Fernando Araujo ressent la brise marine sur son visage tandis qu'il tient la barre d'un voilier sur la baie de Rio de Janeiro. Le skipper d'un jour garde le cap, même s'il ne voit rien du paysage qui l'entoure. «C'est un aveugle qui pilote!», lance-t-il en souriant aux autres membres de l'équipage du monocoque de 40 pieds (12,19 mètres de long), composé de quatre autres déficients visuels ou auditifs, accompagnés de moniteurs.
Le groupe a suivi une formation intensive de trois jours dans un port de plaisance face à l'emblématique Pain de sucre. Une préparation nécessaire avant cette première sortie dans la sublime baie de Guanabara, qui a accueilli les épreuves de voile des Jeux olympiques et paralympiques de Rio en 2016. «C'est une expérience très différente, je ne me serais jamais imaginé à la barre d'un bateau», dit à l'AFP Fernando Araujo, 31 ans.
«Il arrive souvent que les personnes handicapées se retrouvent isolées chez elles, sans vouloir tenter de nouvelles choses. Moi, j'aime les sports extrêmes, donc ça m'a aussitôt séduit», poursuit cet aveugle de naissance, qui pratique également le skate. Grâce à la plus grande acuité de ses autres sens, il perçoit clairement les vibrations du voilier sous ses pieds et la direction du vent.

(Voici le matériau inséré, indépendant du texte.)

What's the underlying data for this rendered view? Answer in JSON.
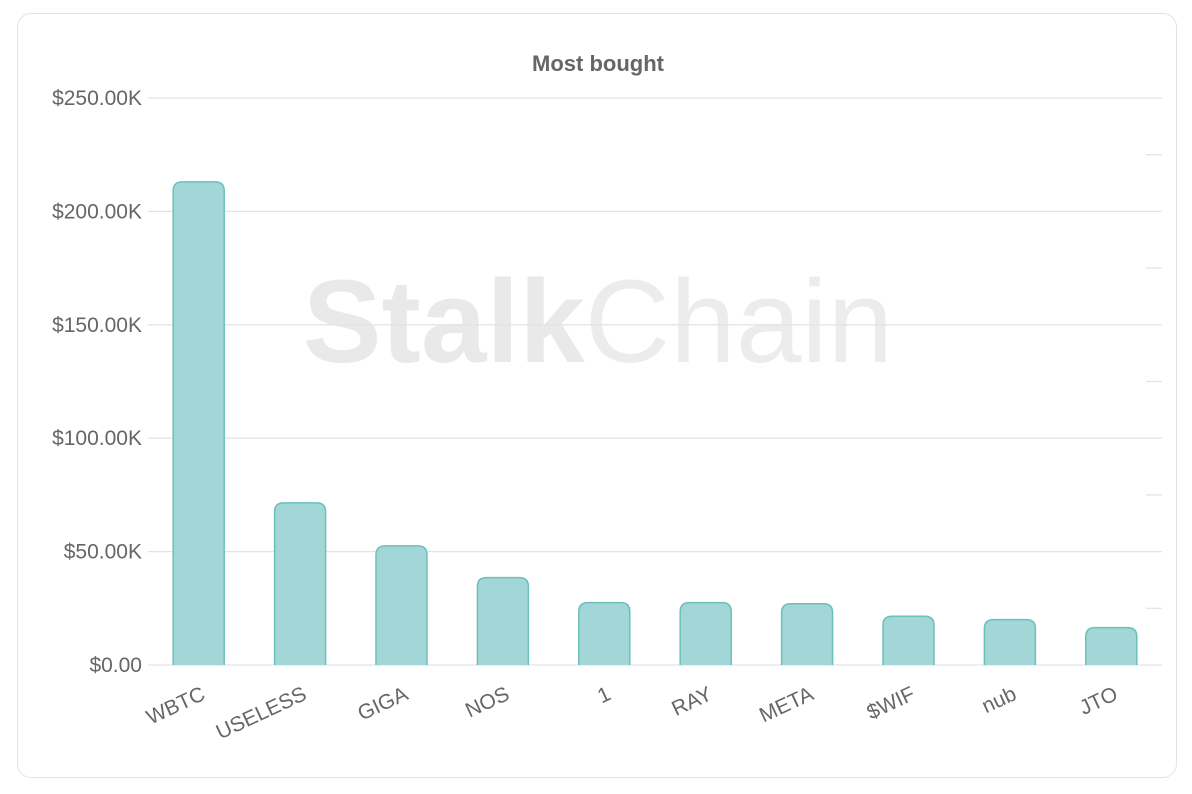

«Mes facultés sensorielles m'ont permis de bien tenir le cap», résume-t-il avec fierté. «Cette sensibilité est surprenante. Réussir à diriger un bateau de cette taille et à garder le cap au millimètre près, c'est vraiment spécial», affirme Juliana Poncioni Mota, directrice de l'organisation de protection des océans Nas Marés (Dans les marées).
Elle est à la tête du projet «Navegando com sentido» (Naviguer avec sens), qui offre différents ateliers de voile pour des personnes handicapées, ainsi que des formations sur les pratiques inclusives. Cette ancienne pratiquante de voile à haut niveau se souvient avoir eu cette idée après avoir commis une gaffe: «Regarde comme c'est beau», avait-elle lancé à un jeune aveugle de 13 ans lors d'une sortie en mer.

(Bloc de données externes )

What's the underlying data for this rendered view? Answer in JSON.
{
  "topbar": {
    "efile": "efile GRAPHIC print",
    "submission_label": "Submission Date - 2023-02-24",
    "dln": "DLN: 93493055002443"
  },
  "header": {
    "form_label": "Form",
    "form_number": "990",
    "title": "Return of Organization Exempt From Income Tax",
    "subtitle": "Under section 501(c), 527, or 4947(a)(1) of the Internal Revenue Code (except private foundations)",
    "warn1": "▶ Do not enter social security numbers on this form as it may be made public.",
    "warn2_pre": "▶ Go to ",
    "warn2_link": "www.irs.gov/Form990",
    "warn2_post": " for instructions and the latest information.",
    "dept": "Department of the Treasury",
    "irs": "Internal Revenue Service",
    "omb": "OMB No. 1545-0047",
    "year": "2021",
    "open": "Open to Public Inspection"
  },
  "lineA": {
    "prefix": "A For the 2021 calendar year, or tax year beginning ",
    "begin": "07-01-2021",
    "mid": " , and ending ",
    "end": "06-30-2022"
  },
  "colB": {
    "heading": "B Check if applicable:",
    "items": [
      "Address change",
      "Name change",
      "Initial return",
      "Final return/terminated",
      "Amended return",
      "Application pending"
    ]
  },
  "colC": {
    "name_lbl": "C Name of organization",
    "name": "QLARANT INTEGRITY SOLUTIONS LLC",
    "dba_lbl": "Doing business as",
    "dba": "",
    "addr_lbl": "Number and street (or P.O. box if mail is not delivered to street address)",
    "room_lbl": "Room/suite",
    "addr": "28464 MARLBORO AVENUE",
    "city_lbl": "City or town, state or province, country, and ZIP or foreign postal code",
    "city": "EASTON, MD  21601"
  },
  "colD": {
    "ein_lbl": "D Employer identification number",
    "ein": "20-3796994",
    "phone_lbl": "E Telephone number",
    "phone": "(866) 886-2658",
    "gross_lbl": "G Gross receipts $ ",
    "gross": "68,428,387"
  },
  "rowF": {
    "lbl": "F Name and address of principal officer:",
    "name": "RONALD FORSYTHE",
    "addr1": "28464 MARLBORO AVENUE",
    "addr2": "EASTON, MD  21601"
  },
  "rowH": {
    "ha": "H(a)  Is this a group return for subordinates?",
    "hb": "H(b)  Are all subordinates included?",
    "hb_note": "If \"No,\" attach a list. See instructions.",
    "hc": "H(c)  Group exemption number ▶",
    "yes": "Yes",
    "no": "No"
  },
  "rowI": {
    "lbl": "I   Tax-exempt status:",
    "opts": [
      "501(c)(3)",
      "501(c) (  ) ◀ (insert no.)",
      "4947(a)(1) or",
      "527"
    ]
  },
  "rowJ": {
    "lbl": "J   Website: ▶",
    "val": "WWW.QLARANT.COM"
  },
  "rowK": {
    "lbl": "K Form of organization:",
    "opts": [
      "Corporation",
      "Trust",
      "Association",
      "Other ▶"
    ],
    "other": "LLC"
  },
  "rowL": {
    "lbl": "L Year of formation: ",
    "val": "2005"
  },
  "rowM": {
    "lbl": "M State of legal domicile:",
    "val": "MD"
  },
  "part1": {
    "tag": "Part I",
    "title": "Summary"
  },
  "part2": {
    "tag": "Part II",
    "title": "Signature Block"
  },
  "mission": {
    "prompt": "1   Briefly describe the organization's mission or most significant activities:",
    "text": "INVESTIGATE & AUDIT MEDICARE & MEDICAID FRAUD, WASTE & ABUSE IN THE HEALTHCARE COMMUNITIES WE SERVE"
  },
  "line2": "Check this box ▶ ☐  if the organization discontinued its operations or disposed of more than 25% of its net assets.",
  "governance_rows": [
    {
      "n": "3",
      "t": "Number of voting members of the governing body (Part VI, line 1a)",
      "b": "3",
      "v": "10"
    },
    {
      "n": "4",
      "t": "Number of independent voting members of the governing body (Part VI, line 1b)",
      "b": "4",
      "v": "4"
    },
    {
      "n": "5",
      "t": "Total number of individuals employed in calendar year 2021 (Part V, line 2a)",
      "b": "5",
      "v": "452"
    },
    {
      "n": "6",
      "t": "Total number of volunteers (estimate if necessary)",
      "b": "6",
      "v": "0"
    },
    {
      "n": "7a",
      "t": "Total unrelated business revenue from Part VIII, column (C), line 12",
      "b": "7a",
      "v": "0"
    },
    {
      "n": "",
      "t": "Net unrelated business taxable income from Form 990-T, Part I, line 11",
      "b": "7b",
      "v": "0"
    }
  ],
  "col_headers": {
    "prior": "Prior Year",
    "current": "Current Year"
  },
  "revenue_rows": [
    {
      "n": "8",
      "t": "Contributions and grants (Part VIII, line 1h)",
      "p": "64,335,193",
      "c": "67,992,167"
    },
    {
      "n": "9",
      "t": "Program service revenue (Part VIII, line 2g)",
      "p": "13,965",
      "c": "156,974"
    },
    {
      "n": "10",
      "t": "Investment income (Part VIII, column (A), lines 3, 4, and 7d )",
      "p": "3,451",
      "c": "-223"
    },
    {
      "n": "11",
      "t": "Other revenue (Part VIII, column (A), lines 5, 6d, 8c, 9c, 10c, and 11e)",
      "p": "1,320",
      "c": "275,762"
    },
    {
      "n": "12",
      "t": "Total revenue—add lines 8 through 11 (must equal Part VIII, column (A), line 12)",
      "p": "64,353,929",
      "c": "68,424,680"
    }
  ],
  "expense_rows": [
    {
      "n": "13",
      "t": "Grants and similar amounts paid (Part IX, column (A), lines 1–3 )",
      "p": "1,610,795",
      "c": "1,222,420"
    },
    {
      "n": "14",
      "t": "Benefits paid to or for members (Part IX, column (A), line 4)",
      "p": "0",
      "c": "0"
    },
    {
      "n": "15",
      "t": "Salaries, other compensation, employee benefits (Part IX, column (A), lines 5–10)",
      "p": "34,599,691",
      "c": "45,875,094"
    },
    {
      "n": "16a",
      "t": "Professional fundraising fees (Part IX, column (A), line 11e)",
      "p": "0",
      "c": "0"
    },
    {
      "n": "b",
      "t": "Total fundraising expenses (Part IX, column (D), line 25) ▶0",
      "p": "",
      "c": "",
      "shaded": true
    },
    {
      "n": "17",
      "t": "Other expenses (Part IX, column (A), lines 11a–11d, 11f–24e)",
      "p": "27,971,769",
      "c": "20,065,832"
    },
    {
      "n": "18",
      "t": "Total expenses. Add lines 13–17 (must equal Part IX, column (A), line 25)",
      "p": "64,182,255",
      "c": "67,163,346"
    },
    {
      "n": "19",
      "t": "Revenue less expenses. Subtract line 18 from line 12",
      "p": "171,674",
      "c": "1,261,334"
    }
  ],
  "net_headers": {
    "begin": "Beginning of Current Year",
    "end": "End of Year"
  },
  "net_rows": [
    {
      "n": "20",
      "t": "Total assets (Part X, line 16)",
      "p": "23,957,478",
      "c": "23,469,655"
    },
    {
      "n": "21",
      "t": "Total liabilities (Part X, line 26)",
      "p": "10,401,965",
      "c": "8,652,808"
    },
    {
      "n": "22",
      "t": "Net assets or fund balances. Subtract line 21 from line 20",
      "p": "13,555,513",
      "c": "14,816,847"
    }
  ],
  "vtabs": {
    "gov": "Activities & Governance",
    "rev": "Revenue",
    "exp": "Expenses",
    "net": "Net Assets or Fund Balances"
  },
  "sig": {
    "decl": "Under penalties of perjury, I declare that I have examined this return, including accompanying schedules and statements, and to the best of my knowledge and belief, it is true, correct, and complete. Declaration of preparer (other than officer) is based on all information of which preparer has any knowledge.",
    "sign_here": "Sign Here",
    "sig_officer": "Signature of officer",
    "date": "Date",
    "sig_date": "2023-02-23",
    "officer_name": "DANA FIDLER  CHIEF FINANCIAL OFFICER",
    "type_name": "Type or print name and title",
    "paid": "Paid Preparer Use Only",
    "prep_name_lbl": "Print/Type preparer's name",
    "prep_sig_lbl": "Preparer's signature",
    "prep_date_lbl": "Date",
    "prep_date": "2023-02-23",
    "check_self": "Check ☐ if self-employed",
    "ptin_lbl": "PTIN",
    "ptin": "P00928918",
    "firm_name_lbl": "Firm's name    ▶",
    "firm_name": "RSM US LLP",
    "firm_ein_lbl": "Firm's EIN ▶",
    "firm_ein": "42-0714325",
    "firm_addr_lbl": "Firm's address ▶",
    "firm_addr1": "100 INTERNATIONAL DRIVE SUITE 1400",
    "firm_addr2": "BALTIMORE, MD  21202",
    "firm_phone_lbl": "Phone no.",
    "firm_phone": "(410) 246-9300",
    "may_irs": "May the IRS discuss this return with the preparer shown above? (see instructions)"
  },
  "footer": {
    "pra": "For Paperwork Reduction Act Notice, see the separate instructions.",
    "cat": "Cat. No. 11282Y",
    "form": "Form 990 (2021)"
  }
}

«Cela m'a amenée à repenser ma façon de m'exprimer et de décrire ce que je vois à une personne qui n'a pas cette perception», raconte-t-elle.
Le Brésil, immense pays de 210 millions d'habitants, compte 6,5 millions de déficients visuels et 2,3 millions de déficients auditifs, selon l'institut de statistiques IBGE. Une loi sur l'inclusion approuvée en 2015 garantit aux personnes handicapées l'accès à la pratique d'activités de loisir, notamment sportives.
«Tout est dans le ressenti»
«Je suis né malvoyant et je me rends compte que depuis dix ans les choses sont bien plus faciles pour nous qu'il y a 30 ans», estime Eduardo Soares, professeur d'éducation physique et alpiniste de 44 ans, qui a voyagé depuis Sao Paulo pour suivre l'atelier de voile à Rio.
Les moniteurs donnent sans cesse des explications, décrivant en détail l'emplacement et les caractéristiques du gouvernail, du mât, de la bôme ou des voiles. Le toucher est un des sens les plus importants: chaque élément du voilier est soigneusement palpé par les aveugles et malvoyants, tandis que les instructions sont traduites en langage des signes pour l'élève déficiente auditive.
«Bâbord, tribord... Tout est dans le ressenti», explique Rodrigo Machado, ancien nageur paralympique non-voyant qui s'adonne pour la première fois à la voile. «Si tu ne vois pas, il faut utiliser ce ressenti, comme dans la vie quotidienne, quand on marche dans la rue et qu'on tente d'éviter les obstacles», insiste-t-il.
Les élèves sont aussi amenés à palper une maquette du voilier, ainsi qu'un modèle réduit représentant une baleine à bosse, cétacé qui passe parfois par la baie de Rio entre juin et août pour se reproduire dans des eaux plus chaudes. Le monocoque est muni d'un système de micros sous-marins qui permettent d'entendre leur chant. Aucune baleine n'a été repérée lors de cette excursion, mais d'autres sorties en voilier sont prévues prochainement.